In the case of Dunkin’ Donuts, they are rebranding — or repositioning — with the knowledge that a product must work to build its brand position in the minds of customers and prospects.
Dunkin’ knows our culture’s tastes are trending toward “fresh” and “healthy.” The current name, Dunkin’ Donuts, doesn’t quite send that message. Dunkin’ wants to focus more on coffee (and be more like Starbucks), so shortening the name to Dunkin’ sends a better message.
All of this is a big deal for any company and particularly for a company and brand as big as Dunkin’ Donuts. The work that will follow for Dunkin’ will be considerable, not the least of which will be a store redesign and menu changes more aligned with its adjusted brand.
Customers and marketers look at the Dunkin’ move with questions. We think they’re at least five years late in the game.
Will it be possible to change our minds? Will we ever not think “donut” when we hear Dunkin’? We’re placing our bets on Starbucks to continue putting more space between the two brands and their earnings.
The Dunkin’ decision is shaping up as very interesting among those who work in marketing, a profession that has some rules that are immutable, but far more gray areas than true black-and-white, yes-or-no areas.
A brand is the overall feeling and meaning of the product or service. It’s the collected holistic experience derived from every touch point with its audience — from its name to the method and content of its advertising to the experience of actually buying and using the product or service and everything in between.
Brand positioning success in the real world
Jack Trout, along with Al Ries, rocked the marketing world with the introduction of the term positioning. Jack shared with us a story about Herb Kelleher, the co-founder and former CEO of Southwest Airlines. There was strong financial pressure from Wall Street to expand into the Northeast.
The key in the airline business is to own gates at the airports. Herb was advised to buy an airline with gates in the East. He wanted those gates, but he knew he didn’t want the airplanes and the people who came along with the deal.
He had a strong understanding of what the Southwest brand stood for. To be the low-cost, no-frills airline, he needed one type of jet, Boeing’s 737. This kept maintenance costs down. He also knew the culture of the people of the acquired airline might not gel with his people. So you would be correct if you guessed that Southwest didn’t buy the other airline. The deal made no sense for the brand, and Herb knew that.
The brand position begins with finding what makes your product or service meaningful with your customers and different from your competitors.
Brand positioning is foundational
It is foundational for decision-making moving forward. Deciding the brand’s position comes first. It’s the strategy side of branding. It helps to focus the company’s employees behind a clear and understood point of view.

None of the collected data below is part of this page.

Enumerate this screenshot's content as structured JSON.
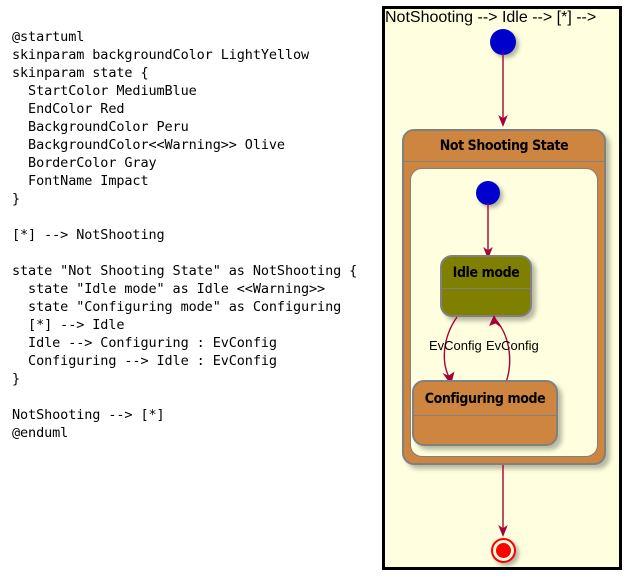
{
  "source": {
    "language": "plantuml",
    "code": "@startuml\nskinparam backgroundColor LightYellow\nskinparam state {\n  StartColor MediumBlue\n  EndColor Red\n  BackgroundColor Peru\n  BackgroundColor<<Warning>> Olive\n  BorderColor Gray\n  FontName Impact\n}\n\n[*] --> NotShooting\n\nstate \"Not Shooting State\" as NotShooting {\n  state \"Idle mode\" as Idle <<Warning>>\n  state \"Configuring mode\" as Configuring\n  [*] --> Idle\n  Idle --> Configuring : EvConfig\n  Configuring --> Idle : EvConfig\n}\n\nNotShooting --> [*]\n@enduml"
  },
  "diagram": {
    "type": "state-diagram",
    "background_color": "#FFFFE0",
    "border_color": "#000000",
    "colors": {
      "start": "#0000CD",
      "end": "#FF0000",
      "state_background": "#CD853F",
      "state_background_warning": "#808000",
      "state_border": "#808080",
      "arrow": "#A80036",
      "font": "Impact"
    },
    "nodes": {
      "start_outer": {
        "name": "initial-pseudo-state",
        "kind": "start"
      },
      "composite": {
        "name": "Not Shooting State",
        "alias": "NotShooting",
        "kind": "composite",
        "fill": "#CD853F"
      },
      "start_inner": {
        "name": "initial-pseudo-state-inner",
        "kind": "start"
      },
      "idle": {
        "name": "Idle mode",
        "alias": "Idle",
        "stereotype": "<<Warning>>",
        "kind": "state",
        "fill": "#808000"
      },
      "configuring": {
        "name": "Configuring mode",
        "alias": "Configuring",
        "kind": "state",
        "fill": "#CD853F"
      },
      "end_outer": {
        "name": "final-state",
        "kind": "end"
      }
    },
    "edges": [
      {
        "from": "[*]",
        "to": "NotShooting",
        "label": ""
      },
      {
        "from": "[*]",
        "to": "Idle",
        "label": ""
      },
      {
        "from": "Idle",
        "to": "Configuring",
        "label": "EvConfig"
      },
      {
        "from": "Configuring",
        "to": "Idle",
        "label": "EvConfig"
      },
      {
        "from": "NotShooting",
        "to": "[*]",
        "label": ""
      }
    ],
    "labels": {
      "composite_title": "Not Shooting State",
      "idle_title": "Idle mode",
      "configuring_title": "Configuring mode",
      "edge_idle_to_configuring": "EvConfig",
      "edge_configuring_to_idle": "EvConfig"
    }
  }
}
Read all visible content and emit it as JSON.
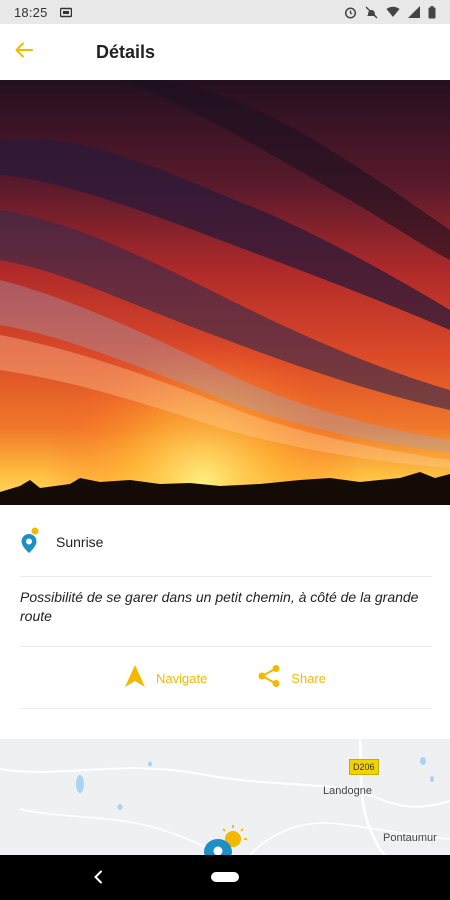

For Southwest, it’s low cost. For Google, it’s search. For Dropbox, it’s cloud sharing and storage. For Red Bull, it’s energy drink. For Snapple, it’s natural fruit drink. For FedEx, it’s overnight delivery. For Crest, it’s fighting cavities. For Purell, it’s killing germs on the skin. For Domino’s Pizza, it’s delivery.
If you are faced with a branding decision in your business, consider that “everything” includes every touch point with prospects and customers as an opportunity to build the brand’s position. You must be intentional about how you craft internal communications, public relations, advertising, customer service, sales kits, product demos, websites, social media, SEO, trade shows and even the way the phone is answered.
“Your brand,” said Amazon founder Jeff Bezos, “is what other people say about you when you’re not in the room.”
So is it too late in the game for Dunkin’ Donuts to become Dunkin’? We think so. It’s an important and hard lesson for brands to learn. There is a big advantage for first movers. In this case, it’s Starbucks. Markets are moving faster than ever. Dunkin’ might be left in powdered sugar.